Thursday, April 23, 2015

Dirty Words from the World of Book Reviews by Linda Root

We are drowning in lists--grocery lists, shopping lists best sellers, worst dressed, sexiest man, cutest dog, most cunning cat...but the lists  I find the most annoying have to do with books--writing, reading, reviewing and promoting.  I have my reasons.  I am a writer, a voracious reader and a serious reviewer and I find the language of book reviews  as creative as fast food for dinner and as exciting as a barium enema as a nighttime ritual.  My fellow writers Mickey Mayhew and Michael Schmicker should teach a class: How to Write an Incredibly entertaining Highly Intelligent and   Masterful Book Review.' At least I'd approach  reviews of my work without wincing, no matter how many or how few stars my novel rates.
Terms which turn me off:
Thriller:  Besides being a Michael Jackson musical masterpiece, a thriller has special meaning for me and others who are  1. long of tooth;  2. advanced in age;3.  Seniors; 4. mature adults; 5. old people.    Each of those terms are on another list I will discuss on a day when I have both 1) ice; 2. Jameson's; and 3) no other commitments.  To most people old enough to vote and still breathing  (unless they grew up in live in Cleveland where Thriller is a roller coaster at  Euclid Park) a thriller is something exciting and fraught with danger.  A book I consider a thriller is Silence of the Lambs.
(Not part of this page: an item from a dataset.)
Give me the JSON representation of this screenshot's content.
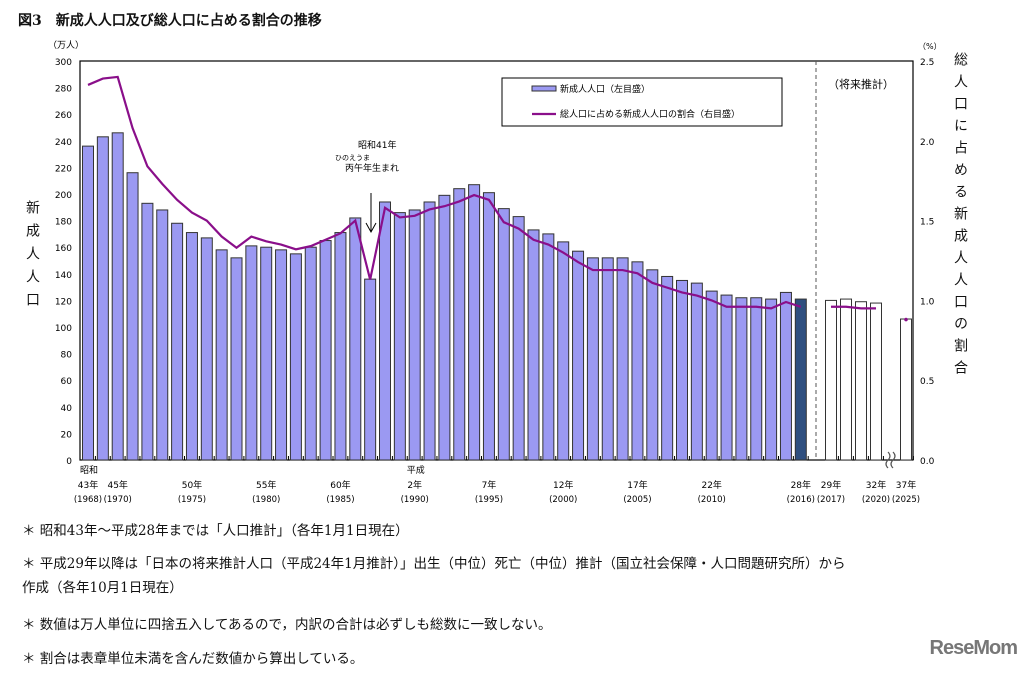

Another is Relic.
 A thriller is a high-octane, very scary piece of work.  It is not a highly plotted Elizabethan mystery involving ladies and monkeys and dwarfs and nuns and spiders.  Nor is an espionage story in which the scariest thing in the book is a Russian woman with a silencer on her H & K.  All action adventures are not thrillers.  Not every good piece of fiction with tension and intrigue is a thriller.

Which leads to the ubiquitous page-turner.  For some reason if a book is not labelled a page-turner, it is doomed unless it is the Bible or something written by Neil Stephenson.  Why must we equate excellence in writing with a product which must be digested in one giant gulp.  We savor good wine;  appreciate beer with the right amount of head, and sip champagne.  Why do we have to guzzle words to make them worthy of ingesting? I recently read a book by author David Blitx which I consciously put aside to let it penetrate the inner reaches of my mind, or to laugh at plot twists I found amusing or ironic or simply delightful.  And I was on a schedule.  Some books by Susan Howatch can be read in sections according to the point of view of the character.  They are not barn-burners, or races. The last line is not a Finish Line.  A good book engages its reader and keeps the interest level high, but it is not a  390-page literary marathon.
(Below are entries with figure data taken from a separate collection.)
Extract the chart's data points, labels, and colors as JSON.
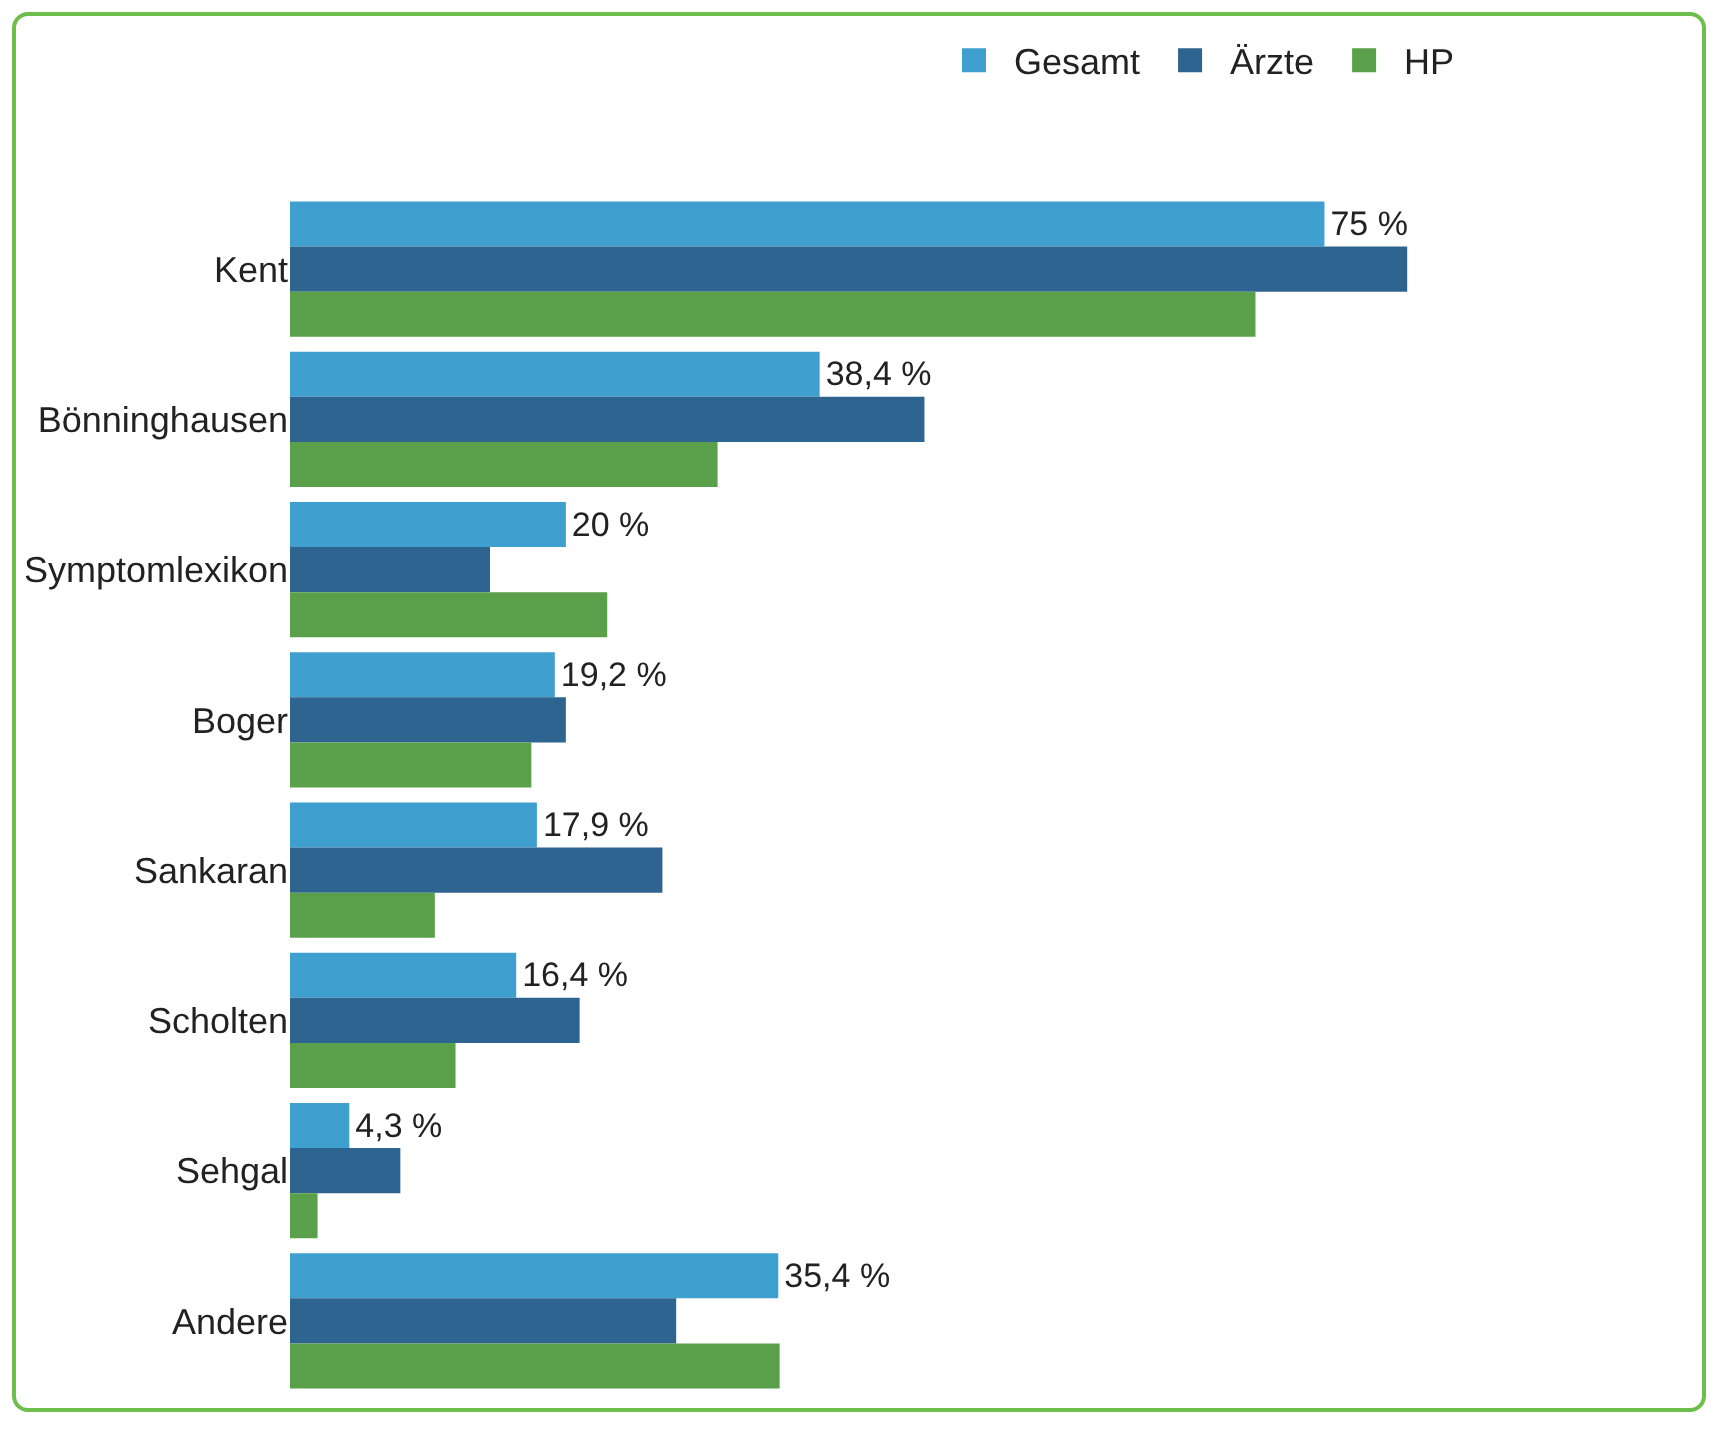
{
  "chart_data": {
    "type": "bar",
    "orientation": "horizontal",
    "legend": "top right",
    "grid": false,
    "tick_labels": "y",
    "categories": [
      "Kent",
      "Bönninghausen",
      "Symptomlexikon",
      "Boger",
      "Sankaran",
      "Scholten",
      "Sehgal",
      "Andere"
    ],
    "series": [
      {
        "name": "Gesamt",
        "color": "#3fa0d0",
        "values": [
          75,
          38.4,
          20,
          19.2,
          17.9,
          16.4,
          4.3,
          35.4
        ],
        "value_labels": [
          "75 %",
          "38,4 %",
          "20 %",
          "19,2 %",
          "17,9 %",
          "16,4 %",
          "4,3 %",
          "35,4 %"
        ]
      },
      {
        "name": "Ärzte",
        "color": "#2e6590",
        "values": [
          81,
          46,
          14.5,
          20,
          27,
          21,
          8,
          28
        ]
      },
      {
        "name": "HP",
        "color": "#5aa04a",
        "values": [
          70,
          31,
          23,
          17.5,
          10.5,
          12,
          2,
          35.5
        ]
      }
    ]
  }
}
There are other terms bandied about in reviews on Amazon and elsewhere, assuming there still is an elsewhere.  For example, a reading experience is not necessarily a 'ride'.  Also in my opinion, there is no such thing as a masterpiece by James Patterson. Mr.Patterson is a fine prolific writer who I read and enjoy, but his books are not masterpieces. Eco sometimes writes masterpieces.  Patterson writes excellent pulp fiction.  I also hate the overuse of the term 'tale'.  There is something about calling a books about a serial child molester a 'tale' which I find obscene.  'Yarn' is another one.  Yarn is not just antiquated and a tad too cute--it implies a complicated, tangled plot with a homespun quality. Hannibal is not a yarn.

The new word which drives me to frenzy is 'steamy'. For some purposes  we find books rated on their steam value.I am not quite sure how steam and sex became equated--perhaps on Grey's Anatomy.  On the other side of the same gripe I find the word 'sweet' applied to every Victorian novel where kissing is a brushing of taunt lips on a gloved hand and no one removed clothing other than a cloak or a hat.  If the entire plot is saccharine, then sweet is as good a label as any but if the story involves a heart-rending romance  full of emotion and tension, it desires a more substantial label than 'sweet'.
I understand the term 'cozy' when applied to a specific class of arm chair mysteries.  It is the title of a sub-genre, like time-slip.  When I've had enough of guts and gonads, I am drawn to a 'cozy.'  I occasionally like books where the principal character (as opposed to protagonist) is a cat, an elderly busy-body or a vicar.  We cannot all be John Ryan or Lucas Davenport.